The PPP provides forgivable loans to small businesses that keep their employees on payroll during the COVID-19 public health and economic crisis. But as a result of rules put forward by the Treasury Department, businesses owners with past felony convictions or who are currently on parole or probation are unable to access this critical emergency assistance.
This legislation will remove the ban on individuals with non-financial fraud felony convictions. Over the past several weeks, Booker has pressed Secretary Mnuchin on easing this needless and unjust restriction.
“Preventing those who have already paid their debt to society from accessing critical – and in many cases business-saving—PPP loans is yet another example of the countless barriers formerly incarcerated people face when working to restart their lives and contribute to our economy,” Booker said. “It also violates the spirit behind last year’s landmark Fair Chance Act – a federal law that makes it easier for those with criminal records to find a job, by prohibiting federal employers from asking a job applicant about their criminal history until the final stages of an application process. I’m glad my colleagues across the aisle are joining forces with me and Senator Cardin to defeat yet another collateral consequence of a criminal conviction, and allow hardworking individuals with prior convictions to access emergency loans.”
“The federal government should not prevent emergency loans from being distributed to businesses owned by individuals with criminal records. We should celebrate folks who have done exactly what society asked of them: they turned away from crime, started a business to support themselves and their families, and contributed to their communities. An estimated one in three American adults has a criminal record; and because people with records often have trouble finding employment, many of them have gone on to start their own businesses after they have paid for their mistakes. This bipartisan legislation will ensure the PPP properly reflects Congress and the Administration’s support for second chances following a record of bipartisan criminal justice reforms in Congress dating back more than a decade.
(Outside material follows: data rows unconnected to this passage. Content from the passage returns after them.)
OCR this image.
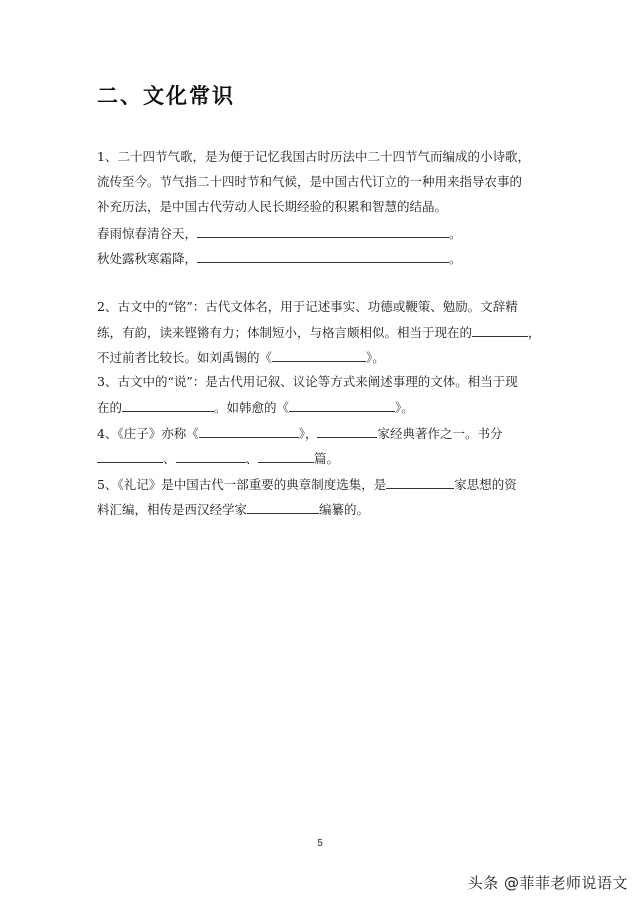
二、文化常识
1、二十四节气歌，是为便于记忆我国古时历法中二十四节气而编成的小诗歌，
流传至今。节气指二十四时节和气候，是中国古代订立的一种用来指导农事的
补充历法，是中国古代劳动人民长期经验的积累和智慧的结晶。
春雨惊春清谷天，	。
秋处露秋寒霜降，	。
2、古文中的“铭”：古代文体名，用于记述事实、功德或鞭策、勉励。文辞精
练，有韵，读来铿锵有力；体制短小，与格言颇相似。相当于现在的	，
不过前者比较长。如刘禹锡的《	》。
3、古文中的“说”：是古代用记叙、议论等方式来阐述事理的文体。相当于现
在的	。如韩愈的《	》。
4、《庄子》亦称《	》，	家经典著作之一。书分
、	、	篇。
5、《礼记》是中国古代一部重要的典章制度选集，是	家思想的资
料汇编，相传是西汉经学家	编纂的。
5
头条 @菲菲老师说语文
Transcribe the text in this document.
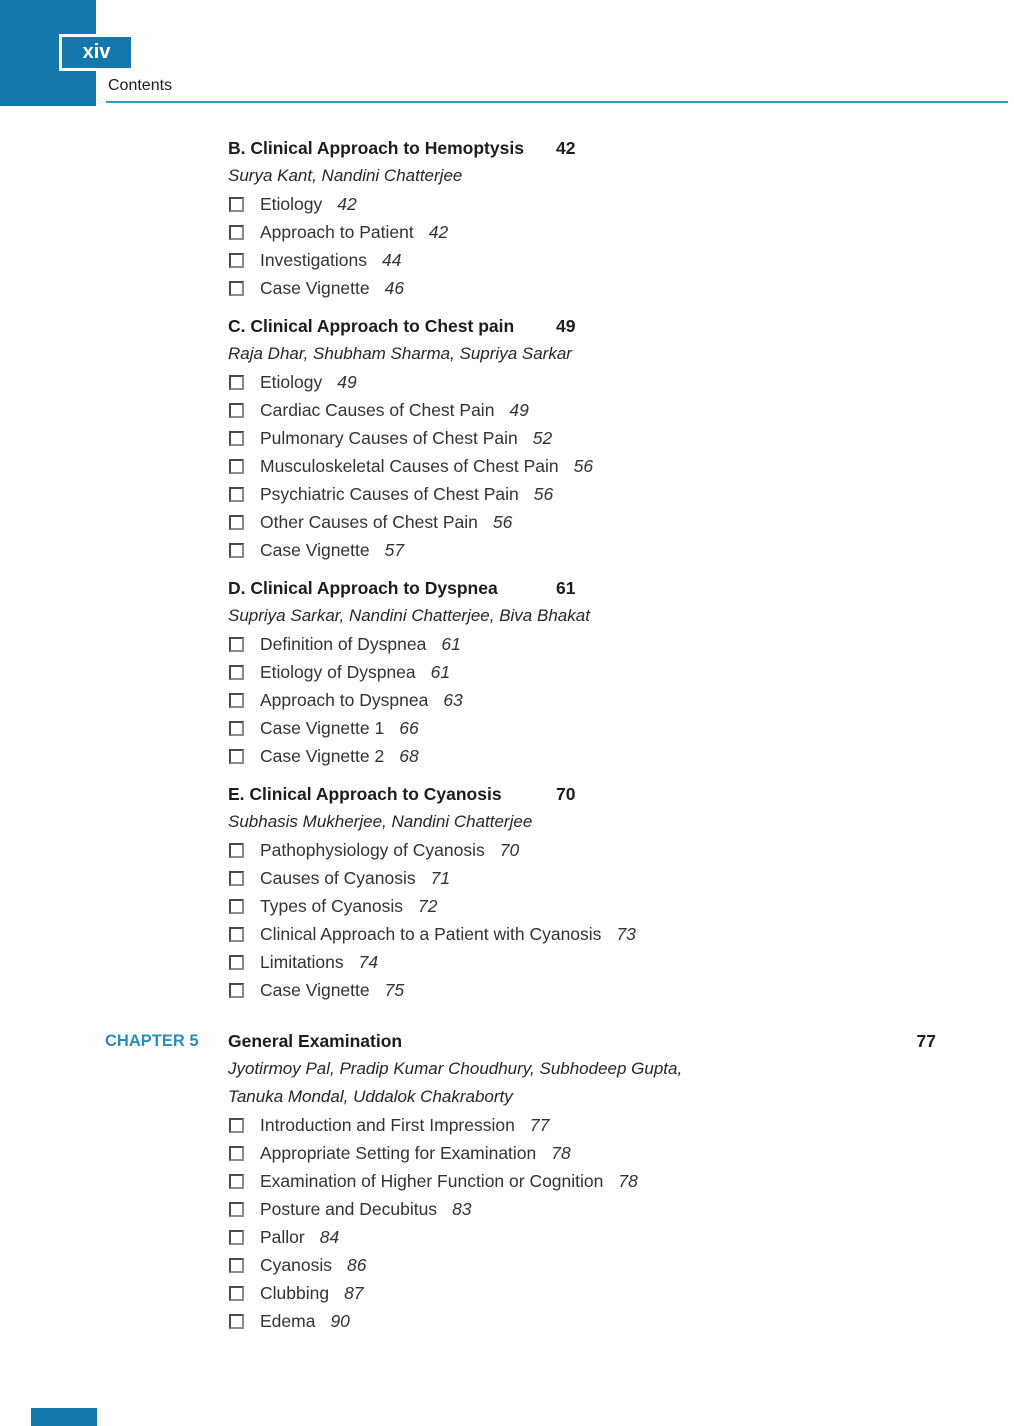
xiv
Contents
B. Clinical Approach to Hemoptysis 42
Surya Kant, Nandini Chatterjee
Etiology 42
Approach to Patient 42
Investigations 44
Case Vignette 46
C. Clinical Approach to Chest pain 49
Raja Dhar, Shubham Sharma, Supriya Sarkar
Etiology 49
Cardiac Causes of Chest Pain 49
Pulmonary Causes of Chest Pain 52
Musculoskeletal Causes of Chest Pain 56
Psychiatric Causes of Chest Pain 56
Other Causes of Chest Pain 56
Case Vignette 57
D. Clinical Approach to Dyspnea	61
Supriya Sarkar, Nandini Chatterjee, Biva Bhakat
Definition of Dyspnea 61
Etiology of Dyspnea 61
Approach to Dyspnea 63
Case Vignette 1 66
Case Vignette 2 68
E. Clinical Approach to Cyanosis	70
Subhasis Mukherjee, Nandini Chatterjee
Pathophysiology of Cyanosis 70
Causes of Cyanosis 71
Types of Cyanosis 72
Clinical Approach to a Patient with Cyanosis 73
Limitations 74
Case Vignette 75
CHAPTER 5 General Examination	77
Jyotirmoy Pal, Pradip Kumar Choudhury, Subhodeep Gupta,
Tanuka Mondal, Uddalok Chakraborty
Introduction and First Impression 77
Appropriate Setting for Examination 78
Examination of Higher Function or Cognition 78
Posture and Decubitus 83
Pallor 84
Cyanosis 86
Clubbing 87
Edema 90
I urge my colleagues to join us in supporting this common-sense legislation to ensure the federal government does not deny small businesses impacted by the COVID-19 pandemic the assistance they need simply because they are owned by people with criminal records,” Portman said.
“Anyone who has rebuilt their life after being incarcerated should be celebrated and supported,” Cardin said. “Congress created PPP to help all small businesses keep their employees on payroll, and there is no reason why a business owned by someone with an unrelated criminal record should be treated any differently. This bipartisan bill will correct SBA’s unnecessary rule to ensure that PPP helps any small business that needs the support of the program.”
“In 2018, the Senate passed and President Trump signed into law a criminal justice reform bill that very clearly prioritized giving second chances to individuals who have a criminal record,” Lankford said. “That bill eliminated many barriers for those who have paid their debts to society to access federal programs. I’m proud to support the PPP Second Chance Act to ensure the new federal programs provide opportunities to those who’ve earned them.”
This legislation has also been endorsed by Justice Action Network, #cut50, Prison Fellowship, Collateral Consequences Resource Center, ACLU, National Association of Criminal Defense Lawyers, Americans for Tax Reform, Digital Liberty, FreedomWorks, Safer Foundation, American Conservative Union, Jewish Council for Public Affairs, and The Council of State Governments Justice Center.